GENERAL CONCLUSIONS:

There are still significant barriers that must be overcome before this program is working effectively for physicians or patients.

The NJ DOH and the MMP official are not communicating with physicians. Participating doctors did not receive notice when patient registry was opened, and only found out when their phones started ringing or saw it on the news. The DOH has failed in providing doctors with information including clear educational materials, guidelines, and updates. Phone calls and emails from offices are not being returned. Shouldn’t the state provide new information or changes in information to the list of registered doctors via email? They do not.

THE DOH WEBSITE ADDS TO CONFUSION ABOUT THE PROGRAM.

The information available to physicians and patients on the DOH website has been updated and changed numerous times.

Some doctors believe that earlier guidelines on the DOH website are still in effect, including those mentioning requirements struck before the registry was open but published as recently as June 2012. How often should doctors have to look at website to see changes?

PROGRAM GUIDELINES ARE UNCLEAR.

The information that has been available on the website is still worded ambiguously. The issue mentioned most was the ambiguous definition of “bona fide relationship.”

DOCTORS ARE UNWILLING TO PARTICIPATE.

Reasons include the lack of information provided by the DOH/MMP, the online publication of the physician registry, and the influx of calls from perspective patients.

DUE TO LACK OF INFORMATION FROM THE DOH/MMP, DOCTORS ARE RELYING ON 3RD PARTIES, SUCH AS MARIJUANADOCTORS.COM AND ATCs.

Doctors using marijuanadoctors.com have been told that 3 visits establish a bona fide relationship and patients must be over 18. Also, the downloadable patient screening form provided by marijuanadoctors.com includes questions about criminal record.

DOCTORS ARE ONLY LISTED BY COUNTY AND NOT BY SPECIALTY.

This places an undue administrative burden on both doctors and patients.

FINAL CONCLUSIONS

Ultimately, these obstacles are not only frustrating for doctors; they are preventing patients from becoming registered. Although 99 offices were reached, all of the offices on the registry were contacted – meaning that 49 offices did not return phone calls or did not have working numbers. It is logical to assume that patients are encountering the same difficulty in contacting doctors. It is also important to note that even when patients are certified, there is still not an operational ATC that provides cannabis in New Jersey.

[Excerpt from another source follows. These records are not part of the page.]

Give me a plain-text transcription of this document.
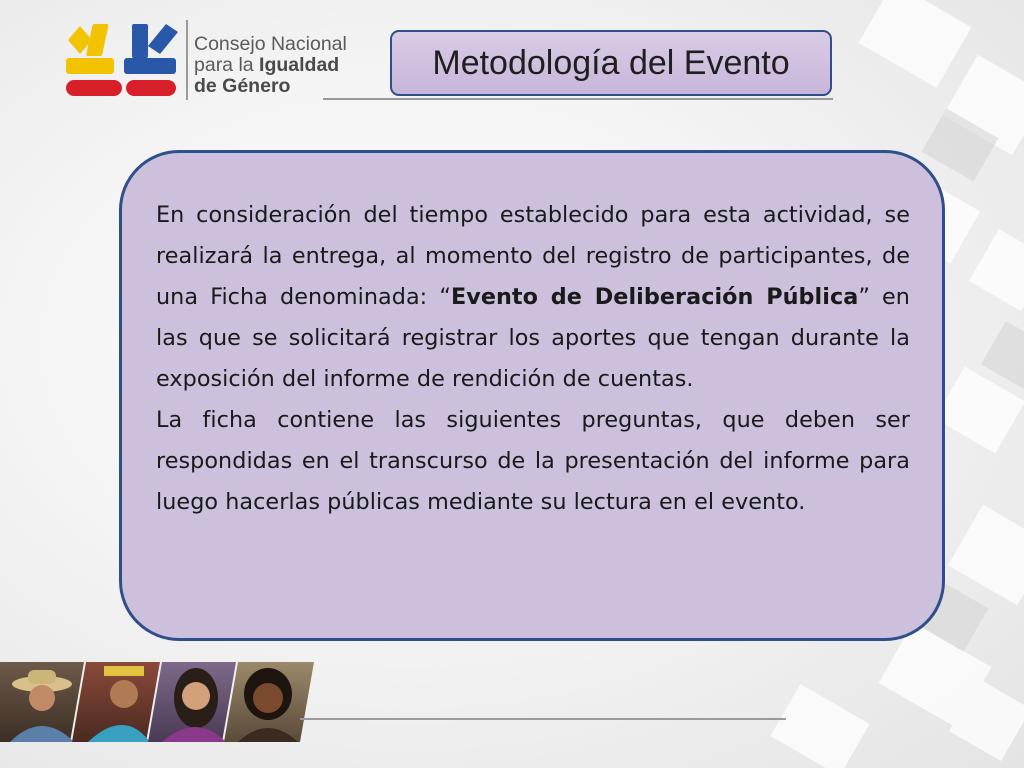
Consejo Nacional
para la Igualdad
de Género
Metodología del Evento

En consideración del tiempo establecido para esta actividad, se realizará la entrega, al momento del registro de participantes, de una Ficha denominada: “Evento de Deliberación Pública” en las que se solicitará registrar los aportes que tengan durante la exposición del informe de rendición de cuentas.

La ficha contiene las siguientes preguntas, que deben ser respondidas en el transcurso de la presentación del informe para luego hacerlas públicas mediante su lectura en el evento.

Clearly, the physician registry is not working effectively for doctors or patients. Many doctors expressed disdain for the program, and asked why they should have to register to recommend patients marijuana while they have free reign to prescribe narcotic pharmaceuticals. Doctors also complained that there are many conditions left uncovered which would respond well to marijuana. There is also significant confusion over whether practices can accept health insurance for appointments related to medical marijuana.
In essence, the physician registry model has already failed. The number of doctors registered – less than .05% of licensed physicians in New Jersey - is an issue in and of itself. At least 30 doctors who did register to participate in the program had dropped out within 2 weeks of the opening of the patient registry. The most vulnerable patients have undoubtedly become discouraged in trying to find a doctor, and it is logical to assume that many have given up.

The logical solution to this problem for patients is to amend the MMP regulations immediately to remove all provisions related to the physician registry.